Had my regroup with Dr. S last Thursday. He was surprised my transfer didn't work, given that my lining looked good, the embie thawed with 100% cell survival rate and was beginning to divide again, etc. But he said that although they have a 65% success rate, that means 35% of the time it doesn't work, for reasons they don't usually know. He said could have been a "nick" in a chromosome that was so tiny they didn't see it. Could have been something wrong with the communication between my uterus and the embie. We'll never know.
So we have two embies left. One that was rated AA (perfect) but was CCS "no result" and one rated BB (very good) and is CCS and PGD normal. We can re-test AA to see if it's CCS normal (and if so transfer it) or go with BB. DH and I discussed and we're going to retest AA. The reasons for this are:
1. We'll know what we have to work with. If we just transfer BB and it doesn't work, then we won't know if we even have a viable AA to work with.

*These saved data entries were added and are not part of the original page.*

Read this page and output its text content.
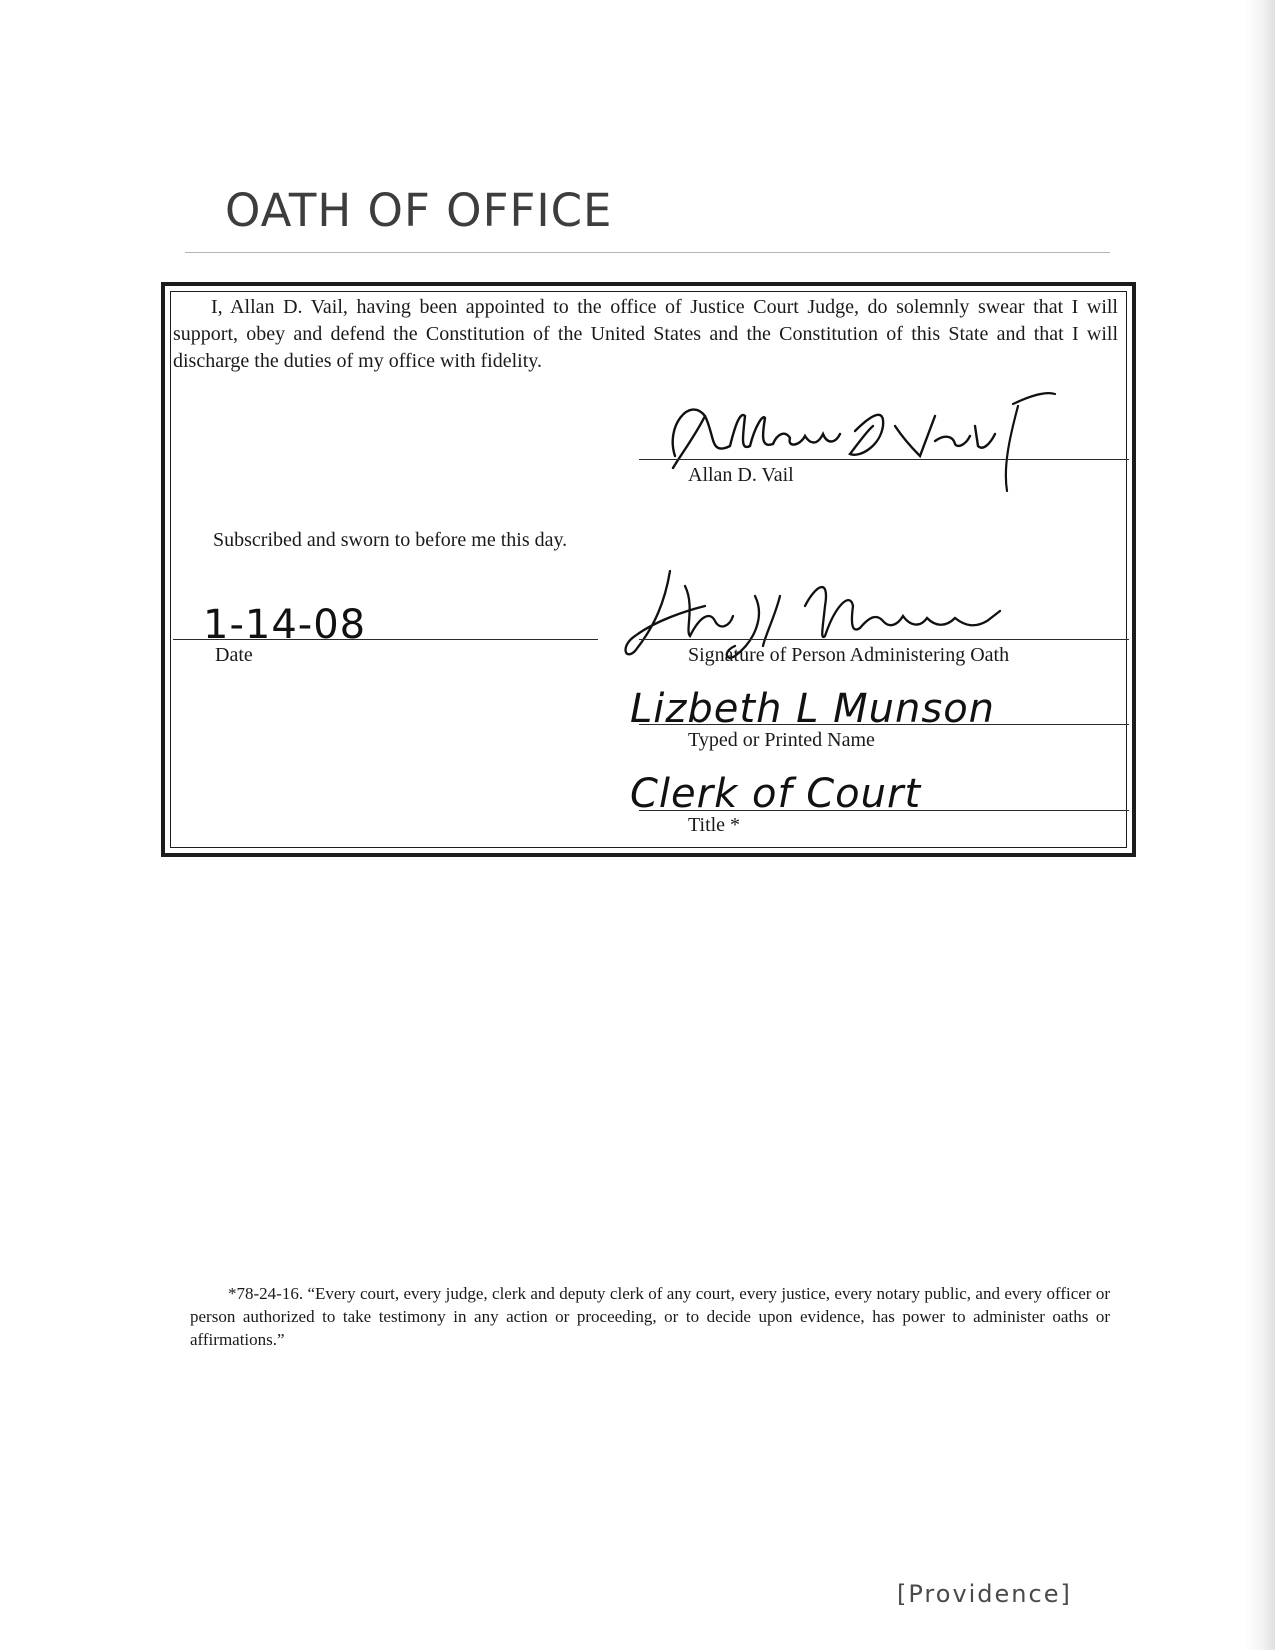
OATH OF OFFICE

I, Allan D. Vail, having been appointed to the office of Justice Court Judge, do solemnly swear that I will support, obey and defend the Constitution of the United States and the Constitution of this State and that I will discharge the duties of my office with fidelity.

Allan D. Vail
Subscribed and sworn to before me this day.
1-14-08
Date	Signature of Person Administering Oath
Lizbeth L Munson
Typed or Printed Name
Clerk of Court
Title *

*78-24-16. “Every court, every judge, clerk and deputy clerk of any court, every justice, every notary public, and every officer or person authorized to take testimony in any action or proceeding, or to decide upon evidence, has power to administer oaths or affirmations.”

[Providence]
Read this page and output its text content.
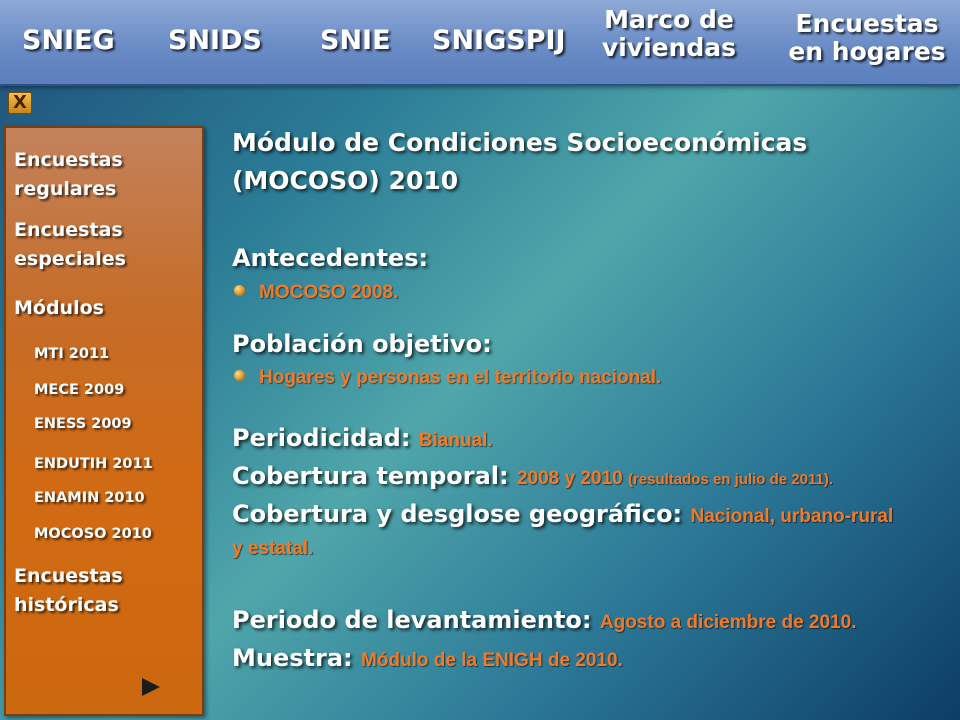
SNIEG SNIDS SNIE SNIGSPIJ
Marco de
viviendas
Encuestas
en hogares
X
Encuestas
regulares
Encuestas
especiales
Módulos
MTI 2011
MECE 2009
ENESS 2009
ENDUTIH 2011
ENAMIN 2010
MOCOSO 2010
Encuestas
históricas
Módulo de Condiciones Socioeconómicas
(MOCOSO) 2010
Antecedentes:
MOCOSO 2008.
Población objetivo:
Hogares y personas en el territorio nacional.
Periodicidad: Bianual.
Cobertura temporal: 2008 y 2010 (resultados en julio de 2011).
Cobertura y desglose geográfico: Nacional, urbano-rural
y estatal.
Periodo de levantamiento: Agosto a diciembre de 2010.
Muestra: Módulo de la ENIGH de 2010.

If we test, we'll know how many embies we have left and thus how many more tries.
2. If something goes wrong during the thaw it'd be nice to have a back up. So if AA is CCS normal but something happens in the thaw, we have BB as a back up.

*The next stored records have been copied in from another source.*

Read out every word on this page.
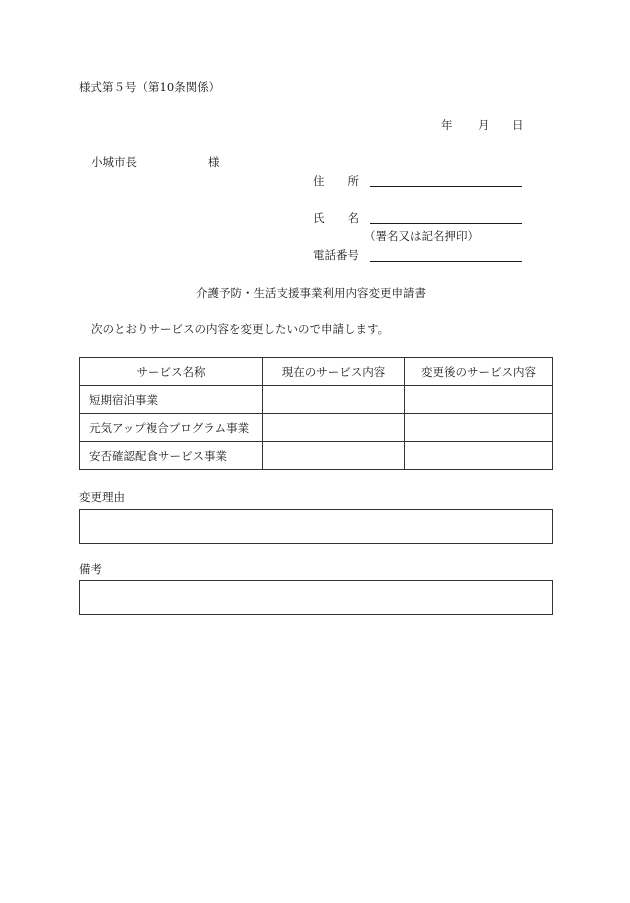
様式第５号（第10条関係）
年 月 日
小城市長	様
住　　所
氏　　名
（署名又は記名押印）
電話番号
介護予防・生活支援事業利用内容変更申請書
次のとおりサービスの内容を変更したいので申請します。
サービス名称	現在のサービス内容	変更後のサービス内容
短期宿泊事業		
元気アップ複合プログラム事業		
安否確認配食サービス事業		
変更理由
備考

They can do overnight re-testing so they don't have to refreeze. But their data are suggesting that they have better success when they do refreeze (he's not sure why but that's what the data suggest). So we're going to test over the next month or two, refreeze, then prep for our FET knowing whether AA is CCS normal.
We're now waiting to hear from my nurse to figure out the timing, protocol etc. We'd like to do the transfer when my next cycle starts (Dr. S recommended we take a cycle off and I agree. After building up all that lining, I want my body to shed it and detox a bit before jumping right back into more hormone treatments). But with holidays coming up (CCRM is closed the last 2 weeks of Dec), we're not sure the timing will work.